According to Lowery, who witnessed the event firsthand, a Massachusetts man began to shut down as he neared the 26-mile mark. As the grueling race began to take its toll on his body, the man’s legs gave out right after he passed The Forum restaurant, with the finish line in sight.
Dave Meyer, a 57-year-old man from Greyslake, Ill., was the first person to notice that this man, who asked his identity remain private, was in trouble. Meyer had his sights set simply on finishing the race as he told Lowery that he was disappointed in his time, so when he noticed a fellow runner so close to the end, but in danger of not reaching it, he stopped to help.
“I was approaching about mile 26. I could see the other runner in front of me, his legs were wobbly. He looked like he was about to go down…” Meyer recalled. “At that point, my time didn’t make any difference to me… I knew how important it was that I finish. So I knew it was important that he finish.”

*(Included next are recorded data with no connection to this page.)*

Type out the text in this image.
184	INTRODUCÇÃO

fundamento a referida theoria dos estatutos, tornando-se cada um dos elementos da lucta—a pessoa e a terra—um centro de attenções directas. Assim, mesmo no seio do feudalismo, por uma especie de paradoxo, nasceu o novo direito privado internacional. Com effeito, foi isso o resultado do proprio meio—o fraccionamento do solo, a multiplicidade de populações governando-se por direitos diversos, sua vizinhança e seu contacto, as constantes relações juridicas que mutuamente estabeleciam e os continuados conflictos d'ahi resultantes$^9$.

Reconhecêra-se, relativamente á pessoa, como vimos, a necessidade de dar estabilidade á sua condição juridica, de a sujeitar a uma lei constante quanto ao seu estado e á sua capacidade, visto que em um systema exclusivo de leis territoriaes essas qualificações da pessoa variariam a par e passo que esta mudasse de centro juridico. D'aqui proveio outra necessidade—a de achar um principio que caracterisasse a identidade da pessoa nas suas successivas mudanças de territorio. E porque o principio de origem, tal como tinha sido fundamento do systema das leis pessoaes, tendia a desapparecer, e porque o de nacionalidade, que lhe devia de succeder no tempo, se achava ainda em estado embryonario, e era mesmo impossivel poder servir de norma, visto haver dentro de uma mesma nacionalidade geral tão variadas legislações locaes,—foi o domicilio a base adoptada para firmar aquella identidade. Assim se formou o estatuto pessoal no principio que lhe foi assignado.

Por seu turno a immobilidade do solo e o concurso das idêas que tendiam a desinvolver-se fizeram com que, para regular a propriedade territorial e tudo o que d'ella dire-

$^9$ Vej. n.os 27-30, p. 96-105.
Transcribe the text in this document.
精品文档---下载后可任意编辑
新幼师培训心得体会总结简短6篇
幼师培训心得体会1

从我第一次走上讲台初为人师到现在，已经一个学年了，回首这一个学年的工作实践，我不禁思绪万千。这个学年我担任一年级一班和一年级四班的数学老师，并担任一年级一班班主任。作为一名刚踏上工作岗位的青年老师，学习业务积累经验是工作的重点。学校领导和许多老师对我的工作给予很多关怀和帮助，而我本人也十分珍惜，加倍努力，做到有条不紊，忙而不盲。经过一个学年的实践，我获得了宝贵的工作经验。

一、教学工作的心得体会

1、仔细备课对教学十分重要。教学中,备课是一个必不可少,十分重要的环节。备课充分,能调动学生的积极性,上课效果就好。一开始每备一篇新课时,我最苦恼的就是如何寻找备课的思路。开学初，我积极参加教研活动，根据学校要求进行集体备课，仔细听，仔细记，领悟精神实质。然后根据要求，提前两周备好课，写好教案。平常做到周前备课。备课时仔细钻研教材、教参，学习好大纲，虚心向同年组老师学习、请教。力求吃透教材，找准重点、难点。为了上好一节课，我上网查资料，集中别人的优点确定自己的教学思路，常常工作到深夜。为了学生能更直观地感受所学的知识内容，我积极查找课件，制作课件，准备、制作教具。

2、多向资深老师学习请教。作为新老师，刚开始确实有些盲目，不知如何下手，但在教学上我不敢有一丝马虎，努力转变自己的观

Meyer put the runner’s arm around his shoulder, but the weight was simply too much for the exhausted individuals. They were close to falling when Texas native Jim Grove caught up to them. A marathon veteran, Grove was also unhappy with his time, calling it the “hardest marathon” he’s ever run, but when he saw the two struggling, he didn’t hesitate to grab the runner’s other arm and continue toward the finish line.
The three men moved forward as one, but the injured runner couldn’t continue on as his legs had completely given out at this point. It took only seconds for another selfless runner to intervene, and then one more stepped in to help, not long after that.
Mike Johnson, a 47-year-old Minnesota native, and Kathy Goodwin, an accountant from Seattle, lended their tired selves when the three men needed it the most. Someone, it is unclear who, suggested that they grab the runner’s legs to continue moving forward. As a group, the runners pressed on as the Boylston St. crowd erupted in cheers at the display of altruism.
But with just a few hundred feet to go, the man implored the group to let him down so that he could finish the race on his own.
“We made a decision,” Meyer recalled. “Let’s put him down. Let’s let him walk across on his own.”
And he did. They all did. After coming together, embodying what it means to be “Boston Strong” and exemplifying the resilience that defined the 118th Boston Marathon, they went their separate ways. But it is their display of unity that lives on and reminds everyone that this year, we all finished the race.